В деревне Залив в 1952 году общие ассоциации в искусстве оказались у шестидесятилетнего японского самурая, пятидесятилетней русской интеллигентки и молодого венгерского филолога. Называя источники ассоциаций, мы могли общаться, минуя разноязычие. Вечерами, рассматривая великолепие переливающихся красок вечернего неба, я говорила Хасэгаве: «Бах, Себастьян Бах». Он радостно кивал головой, любуясь фугой небесных цветов. Иногда не соглашался: поднимая палец, зачеркивал мою мысль и говорил: «Лимошко (это значило «немножко») Вагнер». Указывал на потоки небесных огней, опускавшихся на скалы. Они напоминали вагнеровскую «Гибель богов».
Я по-русски читала ему стихи. Смысл слов был необязателен, звук передавал настроение. Он отвечал мне японскими стихами. Увы — у меня было много меньше японских ассоциаций, чем у него европейских! Он учил меня приемам японской живописи, указывая сочетания красок, которые стремятся передать японцы, называя незнакомые имена японских художников и столетия, когда они жили. Летом он стал приносить букеты цветов, составленные как художественные произведения: у японцев обучают искусству составлять букеты.
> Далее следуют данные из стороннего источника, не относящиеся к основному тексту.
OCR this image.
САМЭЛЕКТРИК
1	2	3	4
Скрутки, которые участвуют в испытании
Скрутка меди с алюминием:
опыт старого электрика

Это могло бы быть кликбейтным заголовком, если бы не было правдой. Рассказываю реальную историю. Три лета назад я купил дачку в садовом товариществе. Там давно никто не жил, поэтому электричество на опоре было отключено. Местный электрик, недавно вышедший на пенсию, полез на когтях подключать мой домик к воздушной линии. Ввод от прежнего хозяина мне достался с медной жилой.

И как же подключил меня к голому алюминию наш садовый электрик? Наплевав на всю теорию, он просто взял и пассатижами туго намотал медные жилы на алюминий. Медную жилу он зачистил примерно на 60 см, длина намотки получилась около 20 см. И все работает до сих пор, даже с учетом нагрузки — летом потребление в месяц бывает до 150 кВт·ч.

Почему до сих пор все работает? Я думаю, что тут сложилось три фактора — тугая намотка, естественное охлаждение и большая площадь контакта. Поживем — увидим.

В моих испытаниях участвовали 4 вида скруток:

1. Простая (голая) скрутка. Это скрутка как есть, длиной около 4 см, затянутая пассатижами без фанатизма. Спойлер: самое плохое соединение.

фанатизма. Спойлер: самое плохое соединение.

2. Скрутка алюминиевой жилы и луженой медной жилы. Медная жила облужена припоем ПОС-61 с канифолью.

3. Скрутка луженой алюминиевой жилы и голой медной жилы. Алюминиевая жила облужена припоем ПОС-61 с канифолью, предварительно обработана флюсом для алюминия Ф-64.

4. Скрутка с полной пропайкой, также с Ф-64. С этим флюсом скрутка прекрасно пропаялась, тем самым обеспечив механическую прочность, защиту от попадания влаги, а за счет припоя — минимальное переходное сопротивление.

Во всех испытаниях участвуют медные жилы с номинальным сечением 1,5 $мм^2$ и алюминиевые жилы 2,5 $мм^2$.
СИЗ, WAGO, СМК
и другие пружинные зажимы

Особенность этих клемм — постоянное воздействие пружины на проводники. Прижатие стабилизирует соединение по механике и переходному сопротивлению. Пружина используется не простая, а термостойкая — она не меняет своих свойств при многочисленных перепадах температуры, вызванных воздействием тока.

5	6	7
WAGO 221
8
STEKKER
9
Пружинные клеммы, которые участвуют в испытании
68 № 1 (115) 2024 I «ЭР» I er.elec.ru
Он садился на крыльце, в арестантских штанах и грубых ботинках, но каждое движение его оставалось изящным и продуманным тысячелетним этикетом японской культуры. Поднимал круглую голову с узкими темными глазами: древняя мудрость Японии смотрела на эту варварскую страну... Он не всегда умел применяться к обычаям. Золтан раз встретился мне на улице и сказал: — Знаете, хозяйка дома чуть не побила Хасэгаву грязной тряпкой, устроила страшный шум...
— В чем же дело?
— Он нагрел воду на солнце и при всех, совершенно нагой, как это принято в Японии, хотел мыться. Хозяйка закричала: «Ах, охальник! Ах, срамник какой!» Кинулась на него с грязной тряпкой: «Вон убирайся!» А он ничего не может понять. К счастью, я подошел. Пришлось забрать его ко мне.
Не умел японец и получать пропитание. Колхоз обязали выдать продукты приехавшим из лагерей как «аванс на трудодни». Нам выдали картошку, немного муки, раза два за весну дали мясо, чтобы не уморить перед посевной. Ему выдавали гнилье, и пришлось нам потребовать, чтобы не обманывали его. Заявили мы, что он не будет ходить на работу босой по талому снегу. Председатель колхоза ворчал, но выдал ему ботинки, тоже «в счет аванса». Золтан Риво поселил его у себя и как мог — опекал. Золтана встречала я редко.